Where do I find the serial number on this 39( I think ) elgin twin bar? Would like to verify the year and also if it's Westfield or Murray built. Thanks.


----------



## Wayne Adam (Apr 3, 2016)

Hi Rob,
   I have the same bike. It could be a 1938 or a 1939. It is a twin 40. The serial number is located underneath  by the bottom bracket, but it is mostly hidden by the welded on kick stand bracket. I could only make out a couple of numbers on mine.
Nice complete bike you found, good luck with it!

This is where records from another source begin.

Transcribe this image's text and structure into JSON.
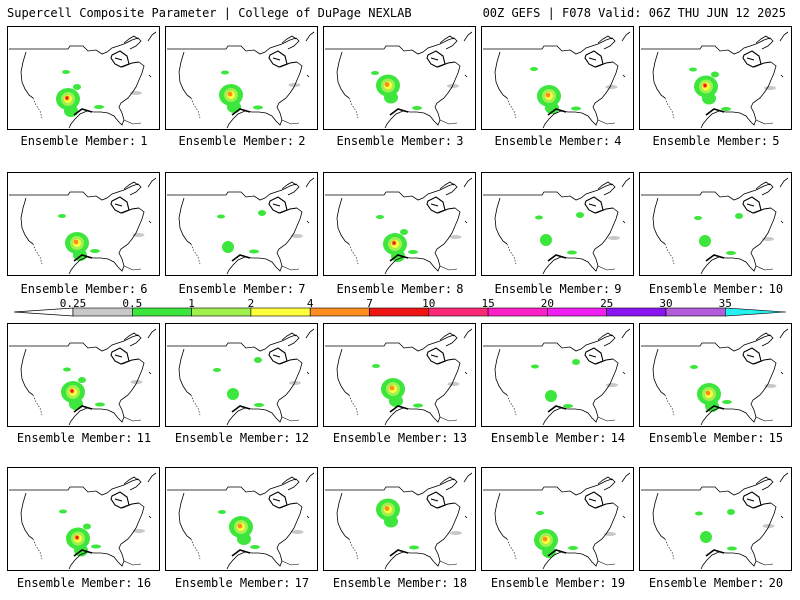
{
  "header": {
    "title": "Supercell Composite Parameter | College of DuPage NEXLAB",
    "run_info": "00Z GEFS | F078 Valid: 06Z THU JUN 12 2025"
  },
  "panel_label_prefix": "Ensemble Member:",
  "members": [
    {
      "number": "1",
      "hotspot": "sw-tx-strong"
    },
    {
      "number": "2",
      "hotspot": "tx-moderate"
    },
    {
      "number": "3",
      "hotspot": "ks-ok-moderate"
    },
    {
      "number": "4",
      "hotspot": "tx-ok-moderate"
    },
    {
      "number": "5",
      "hotspot": "ks-tx-strong"
    },
    {
      "number": "6",
      "hotspot": "tx-moderate"
    },
    {
      "number": "7",
      "hotspot": "tx-weak"
    },
    {
      "number": "8",
      "hotspot": "tx-strong"
    },
    {
      "number": "9",
      "hotspot": "weak"
    },
    {
      "number": "10",
      "hotspot": "weak"
    },
    {
      "number": "11",
      "hotspot": "tx-strong"
    },
    {
      "number": "12",
      "hotspot": "plains-weak"
    },
    {
      "number": "13",
      "hotspot": "ok-moderate"
    },
    {
      "number": "14",
      "hotspot": "weak"
    },
    {
      "number": "15",
      "hotspot": "tx-moderate"
    },
    {
      "number": "16",
      "hotspot": "tx-strong"
    },
    {
      "number": "17",
      "hotspot": "plains-moderate"
    },
    {
      "number": "18",
      "hotspot": "ne-moderate"
    },
    {
      "number": "19",
      "hotspot": "tx-moderate"
    },
    {
      "number": "20",
      "hotspot": "weak"
    }
  ],
  "legend": {
    "labels": [
      "0.25",
      "0.5",
      "1",
      "2",
      "4",
      "7",
      "10",
      "15",
      "20",
      "25",
      "30",
      "35"
    ],
    "colors": [
      "#c8c8c8",
      "#3ce63c",
      "#a0f050",
      "#ffff3c",
      "#ff8c1e",
      "#f01414",
      "#ff2878",
      "#ff1ec8",
      "#f01ef0",
      "#8c14f0",
      "#b45adc",
      "#28f0f0"
    ]
  },
  "colors": {
    "coastline": "#000000",
    "background": "#ffffff"
  }
}
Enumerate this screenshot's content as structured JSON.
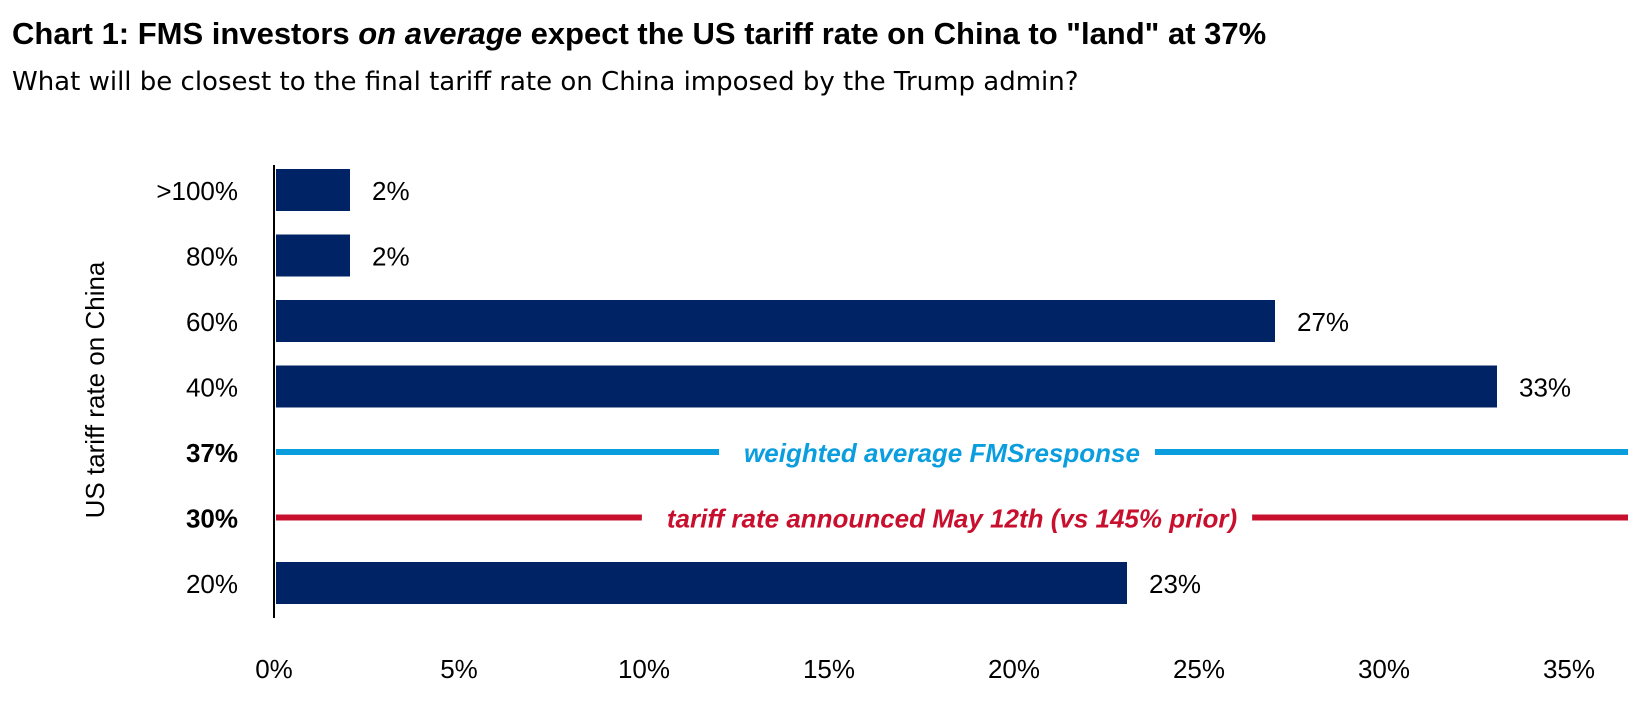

Here are a few pictures of mine........Wayne


----------



## Robertriley (Apr 3, 2016)

It looks a lot like mine


----------



## rollfaster (Apr 3, 2016)

That's great. Thanks so much for your help.


----------



## Robertriley (Apr 3, 2016)

Scrubbinrims knows the difference between the Murray and columbias.  I'll check for the numbers on mine tomorrow


----------



## carlitos60 (Apr 8, 2016)

Mine was Supposed to be a Twin 60, has the Serial # On the Tube by Right Side Drop Out!!
I Have Wondered for Almost 3 Years!!
Has a 39 and Some Other #s!!
Bike is Out of Reach Now!


----------



## carlitos60 (Apr 15, 2016)

What Happened; Carlitos Makes a Comment and Everyones "Shuts Up"???


----------